The roots of extant vascular plants branch in two fundamentally different ways. The roots of living clubmosses (lycophytes) branch in a process termed dichotomous branching. By contrast, the roots of living ferns, horsetails and seed plants (euphyllophytes) branch by a process called lateral root branching. These two different modes of branching result in very different root architectures, with predicted different functions. However, it was not previously known when lateral root branching first evolved.
A new study, published in Nature Plants today, examined the fossil record of early diverging euphyllophytes to establish when lateral root branching evolved and to test if lateral root branching was a defining feature of all euphyllophytes.
The roots of all living euphyllophytes branch laterally, and so it was predicted that roots of early diverging euphyllophytes, like L. goense, would also branch laterally. However, it was found that the roots of L. goense were described as dichotomously branched. To verify the original description and to ensure that root branching had not been misinterpreted, lead author Dr Sandy Hetherington, travelled to Liège in Belgium to examine the original specimens of L. goense.
By re-examining the original specimen and taking new images of the 380 million year old roots, Hetherington verified that root branching was dichotomous, based not only on morphology (the overall shape of the roots) which had been used by the previous authors but also on its anatomy (the internal tissues which were preserved in this fossil).
“385 million years ago when roots were first evolving in the ferns, horsetails and seed plants, root branching was fundamentally different from what we see in their living relatives today”, said Hetherington. “A plants ability to explore the soil and mine for water and nutrients will depend on the type of root branching, dichotomous or lateral.”
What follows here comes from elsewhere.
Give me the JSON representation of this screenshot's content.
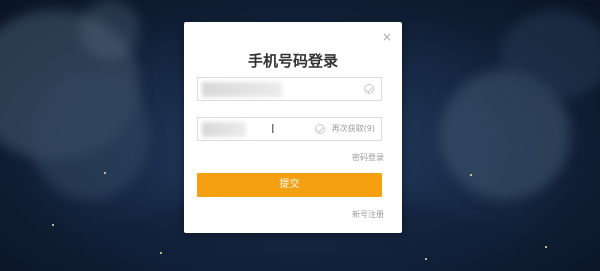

The re-description of L. goense indicated that not all euphyllophyte roots branched laterally and the roots of some species branched dichotomously. However, was L. goense the exception to the rule or was dichotomous branching common in early euphyllophytes? To answer this question a thorough review of the literature was needed. Evidence for fossil roots from 50 fossil taxa from the Devonian and Carboniferous were identified from 80 papers, the oldest dating back to 1895, and covering worked published in multiple languages.
Dichotomous root branching, a character not present in extant euphyllophytes, was common among Devonian and Carboniferous euphyllophytes. The team are now confident that lateral root branching was not a defining character of the roots of euphyllophytes. But when did lateral root branching evolve? To investigate this question the team mapped root branching types to the ages of known groups of euphyllophytes. Their analysis indicated that lateral root branching evolved at different times in the major groups of euphyllophytes, ferns, horsetails and seed plants, which in turn indicates that lateral branching may have evolved independently multiple times in euphyllophytes.
Of this discovery, Professor Liam Dolan said: “This discovery gives scientists the first coherent framework for the sequence of events that occurred during the evolution of roots, which were key adaptations that transformed the terrestrial environment as plants colonised and spread across the continental surfaces for the first time.”
Dr Christopher Berry of Cardiff University added: “It has been amazing to see how Sandy’s work has transformed the way that we think about early rooting systems over the last few years. Roots are critical in the way that plants and biology interact with the solid Earth and its atmosphere. There is no more important time to get to grips with this than during the Devonian, the time when rapidly evolving plants were pushing terrestrial environments towards a state that we might recognise as familiar to us today. Understanding the biology of this transition is fundamentally interesting and important.”